European banks hold increasingly large shares of government bonds as a result of the debt crisis. If those states default and can no longer service their debt, it could lead to massive losses. Germany's Bundesbank is pushing for new rules at the ECB.

Growing Risks: Government Bond Holdings Could Burden Banks
By Martin Hesse and Christoph Pauly
November 25, 2013 – 06:20 PM

The Bundesbank proposal is well-intentioned, but it has drawbacks: It puts cash-strapped banks and crisis-ridden states in a bind. And, perhaps more urgently, it creates a dilemma for the European Central Bank (ECB), which is set to evaluate the stability of the euro zone's largest banks. Before the ECB assumes its new supervisory authority over euro-area banks in 2014, it intends to review their balance sheets, weed out toxic assets and evaluate whether these institutions are adequately prepared to weather future market turbulence.

While the ECB wants to test the potential impact that losses from sovereign bonds would have on euro banks, there is debate over how rigorously sovereign holdings should be assessed. Weidmann's proposal, which could mean more banks would ultimately fail the tests, is likely to compound the challenges facing the ECB.

A team of 15 economic and financial advisers to the ECB's European Systematic Risk Board -- founded by the EU in late 2010 and tasked with recognizing and eliminating risks in the financial system -- were recently reminded of the politically sensitive nature of the topic of sovereign bonds.
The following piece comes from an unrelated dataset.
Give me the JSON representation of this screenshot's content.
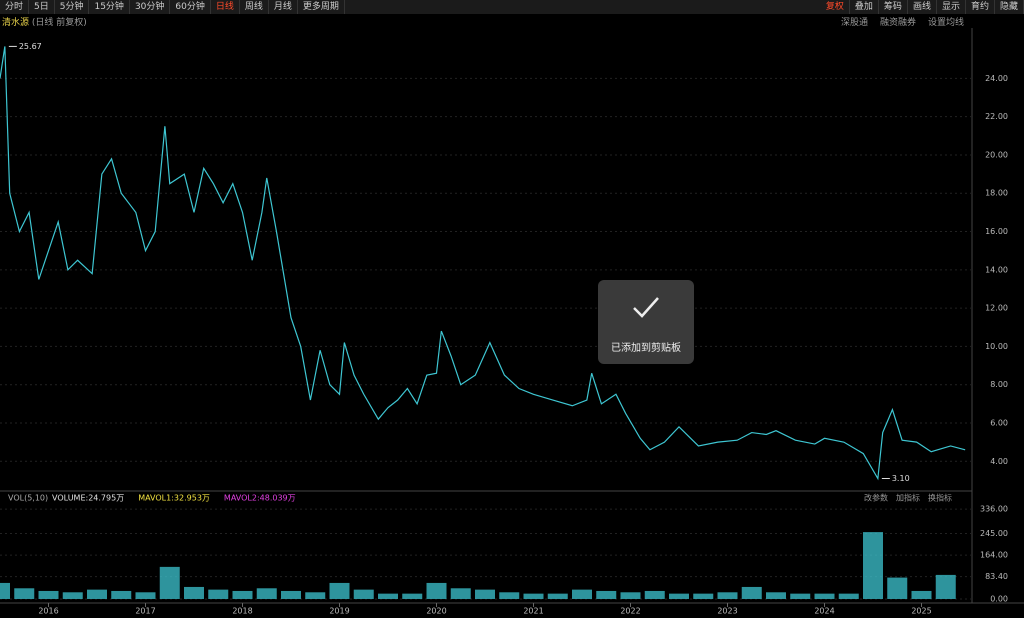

Doing their due diligence, the advisers had presented the board with recommendations on how to unravel the intricate ties between banks and sovereigns.

The experts came to the conclusion that when, for example, Spanish banks primarily hold Spanish sovereign bonds, and Irish financial institutions predominately hold Irish government bonds, this poses a risk that is comparable to when a bank grants a large proportion of its loans to a single company. To avoid such concentrations of risk, the advisers suggested that the banks be required to limit their sovereign bonds to a predetermined proportion of their investments. Another possibility would be to buttress these bonds with capital reserves, which would at least make it possible to adequately contain the risk over the medium term.